Rob Oliver: It’s exactly the phrase I was going to use. It’s a double edged sword that puts some power in your hands. But it sometimes leaves you a loan to deal with the fallout from what you’re getting. What is one thing that medical professionals can start doing today to improve the quality of healthcare?

Christine Ko: So this has worked for me. And I’m happy to say my husband is a physician as well. And he tried it out. And he says it transformed his practice as well. So I think it sounds really simple, but I think eye contact and everyone says that right. Just make eye contact. And I think I would I don’t know. Maybe I used to try to do it as well, but what worked for me is actually in order to try to make eye contact, my trick is figure out what color someone’s eyes are. Wow. So when I walk into the room now as a reminder to myself to try to connect, I’m always like, you know, the first thing I do, it sort of have it now. I don’t have to think about it like I used to have to what’s their icon like?
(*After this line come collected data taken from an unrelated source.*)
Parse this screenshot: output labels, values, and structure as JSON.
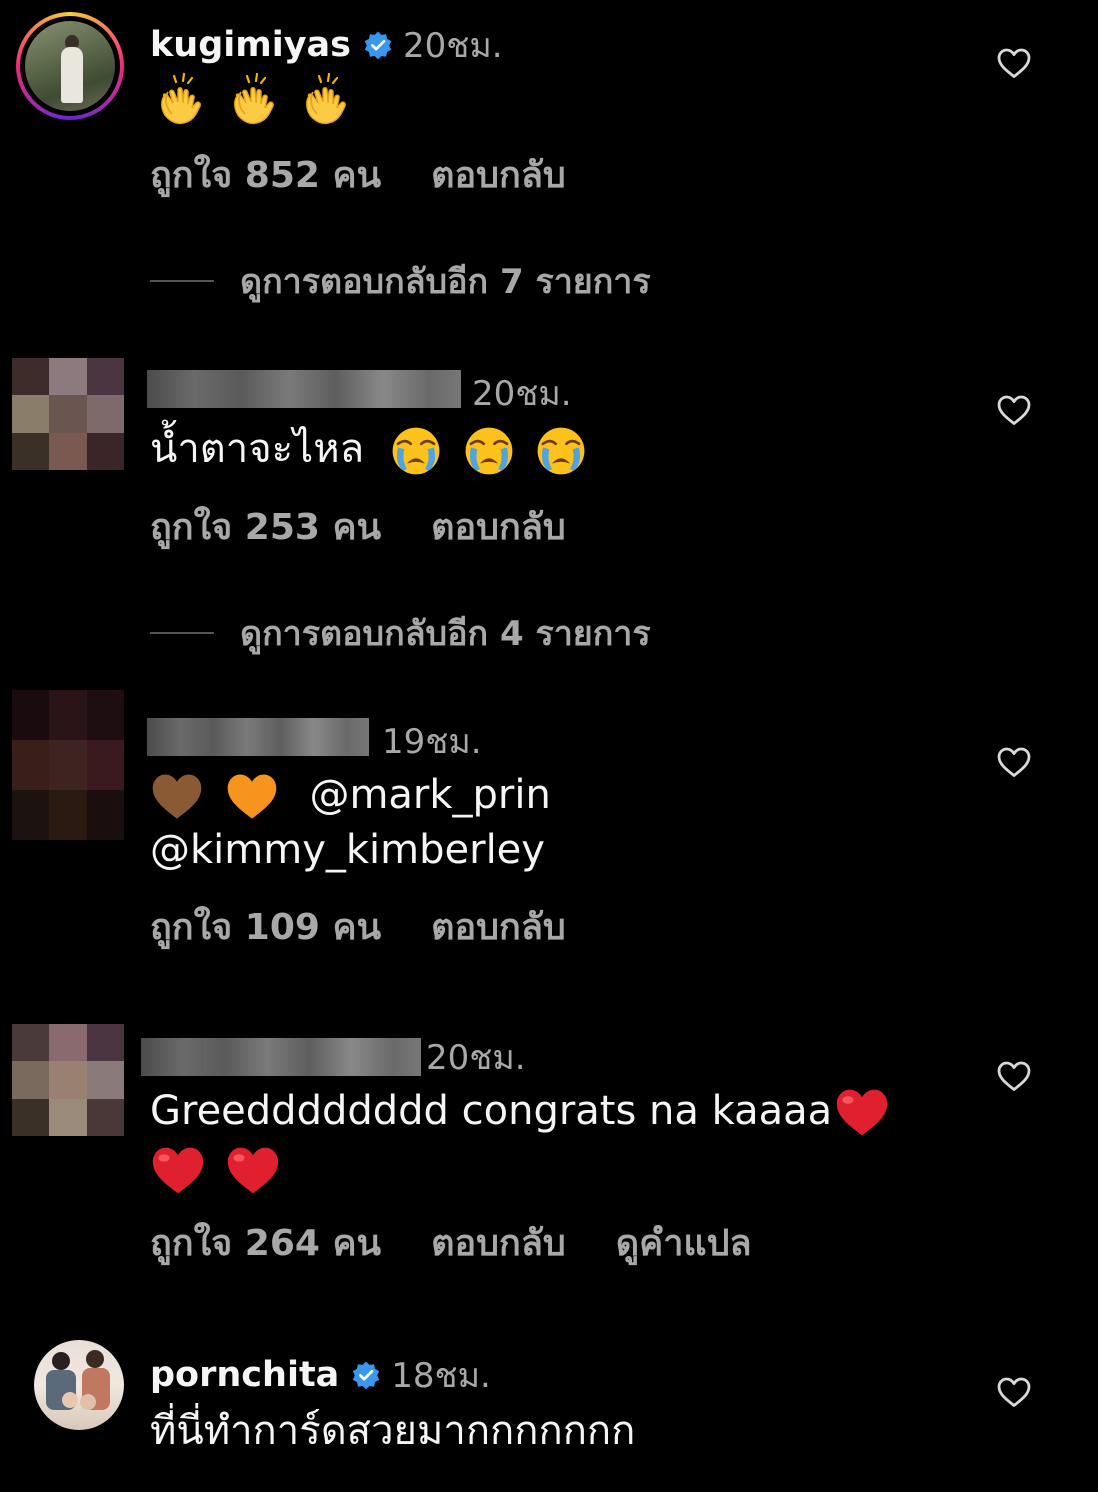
{
  "comments": [
    {
      "username": "kugimiyas",
      "verified": true,
      "time": "20ชม.",
      "likes": "ถูกใจ 852 คน",
      "reply_label": "ตอบกลับ",
      "view_replies": "ดูการตอบกลับอีก 7 รายการ",
      "emoji": "clapping-hands x3"
    },
    {
      "username_redacted": true,
      "time": "20ชม.",
      "text": "น้ำตาจะไหล",
      "emoji": "loudly-crying-face x3",
      "likes": "ถูกใจ 253 คน",
      "reply_label": "ตอบกลับ",
      "view_replies": "ดูการตอบกลับอีก 4 รายการ"
    },
    {
      "username_redacted": true,
      "time": "19ชม.",
      "mention1": "@mark_prin",
      "mention2": "@kimmy_kimberley",
      "emoji": "brown-heart, orange-heart",
      "likes": "ถูกใจ 109 คน",
      "reply_label": "ตอบกลับ"
    },
    {
      "username_redacted": true,
      "time": "20ชม.",
      "text": "Greedddddddd congrats na kaaaa",
      "emoji": "red-heart x3",
      "likes": "ถูกใจ 264 คน",
      "reply_label": "ตอบกลับ",
      "translate_label": "ดูคำแปล"
    },
    {
      "username": "pornchita",
      "verified": true,
      "time": "18ชม.",
      "text": "ที่นี่ทำการ์ดสวยมากกกกกกก"
    }
  ],
  "colors": {
    "background": "#000000",
    "primary_text": "#f5f5f5",
    "secondary_text": "#a8a8a8",
    "verified_badge": "#3897f0"
  }
}
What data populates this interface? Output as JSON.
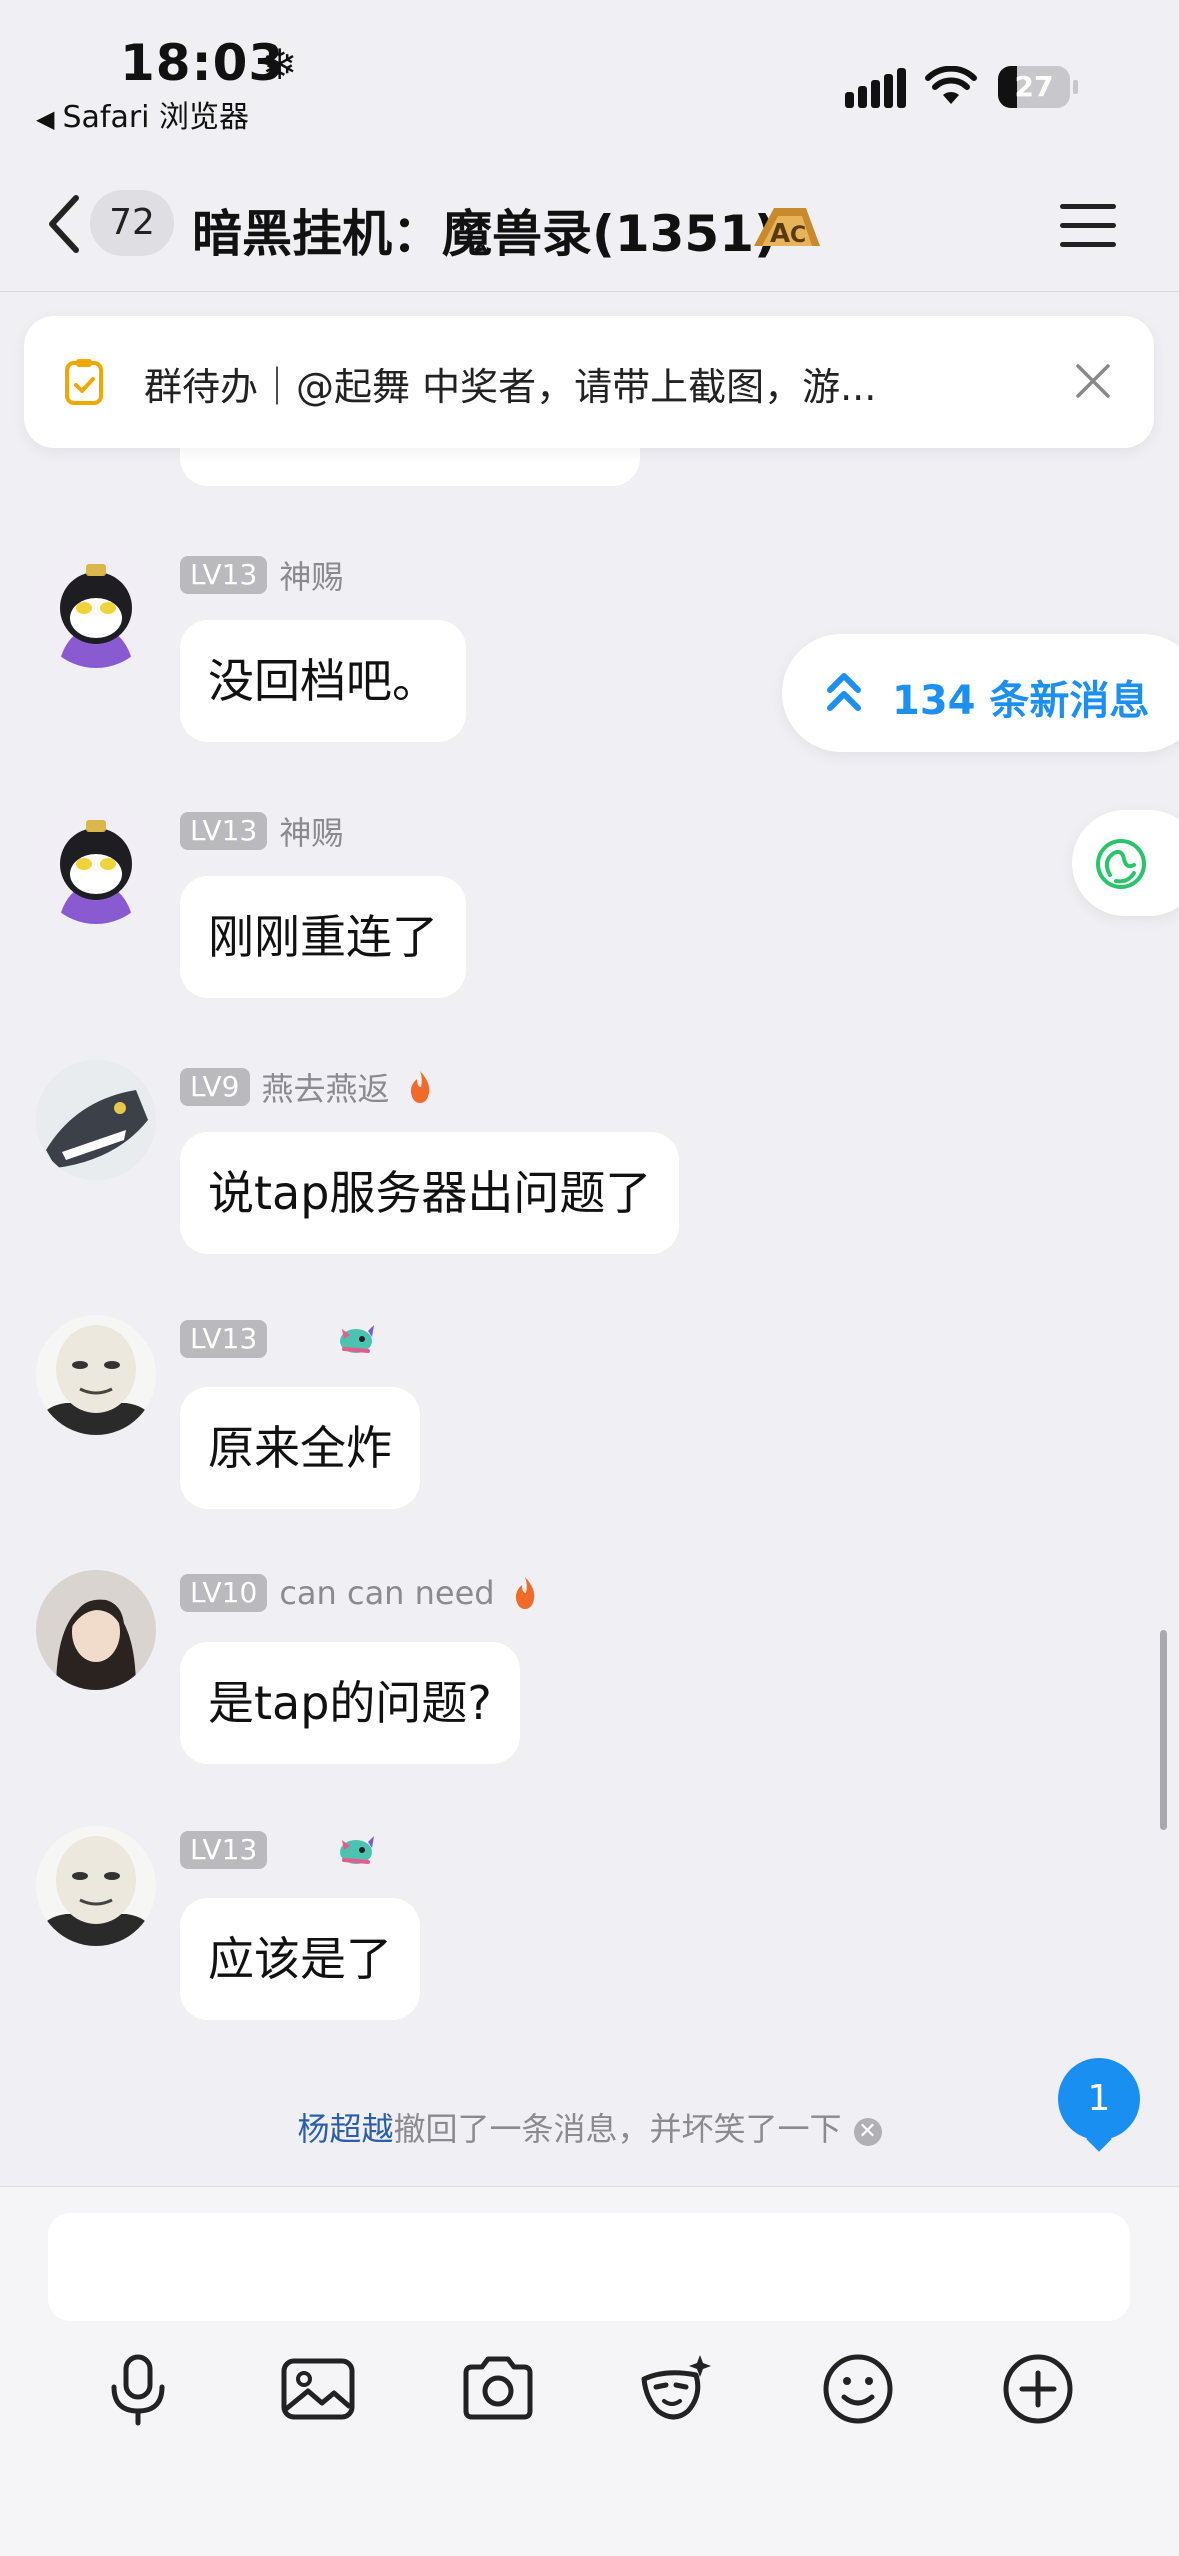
{
  "status_bar": {
    "time": "18:03",
    "back_app_label": "Safari 浏览器",
    "battery_level": "27"
  },
  "nav": {
    "unread_count": "72",
    "title": "暗黑挂机：魔兽录(1351)"
  },
  "todo_banner": {
    "text": "群待办｜@起舞 中奖者，请带上截图，游..."
  },
  "new_messages_pill": {
    "label": "134 条新消息"
  },
  "messages": [
    {
      "level": "LV13",
      "sender": "神赐",
      "text": "没回档吧。"
    },
    {
      "level": "LV13",
      "sender": "神赐",
      "text": "刚刚重连了"
    },
    {
      "level": "LV9",
      "sender": "燕去燕返",
      "text": "说tap服务器出问题了"
    },
    {
      "level": "LV13",
      "sender": "",
      "text": "原来全炸"
    },
    {
      "level": "LV10",
      "sender": "can can need",
      "text": "是tap的问题?"
    },
    {
      "level": "LV13",
      "sender": "",
      "text": "应该是了"
    }
  ],
  "recall_notice": {
    "name": "杨超越",
    "text": "撤回了一条消息，并坏笑了一下"
  },
  "unread_mention_count": "1",
  "colors": {
    "accent_blue": "#1c8ff0",
    "background": "#efeff4",
    "level_badge": "#b9b9be"
  },
  "toolbar_icons": [
    "microphone-icon",
    "image-icon",
    "camera-icon",
    "sticker-icon",
    "emoji-icon",
    "plus-icon"
  ]
}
Look, you know, and I would I would literally be forcing myself to look because when you walk into the room and especially if it’s a new patient. There’s a lot of stuff going on. If I’m running late and then we have epic. Now we have our medical record system and you have to type a way to log in right away. Like, there’s all this stuff. It’s like more and more. So the patient just sort of gets ignored, not necessarily intentionally. You know, it’s just sort of because I’m typing away and I can’t log in today. I don’t know. And so thing to sort of walk in first and be like, okay, I remember, you know, like I said, not have it. What color are their eyes? And then it’s interesting. My husband put it this way. He was sort of like, it’s transformative because he looks and he notes. And it just really it takes like, some people eye color is hard. You know, it’s like, well, is it war? But, you know, 5 seconds at most, right? And he’s like, and then you’ll tend to smile because you’re like looking at someone’s eyes and you’re looking at their face. It even works with COVID with the masks. That’s great. And he says, and then, you know, without really thinking about you smile and the patient smiles. And it’s just so much better than walking in computer log in and typing way. And what’s the problem today? It’s just totally different.

Rob Oliver: It goes back to what you were talking about earlier with making that patient practitioner connection and wonderful. Christine Ko, you have been so open and so willing to share. Thank you so much for being here, and I really appreciate your perspective on healthcare.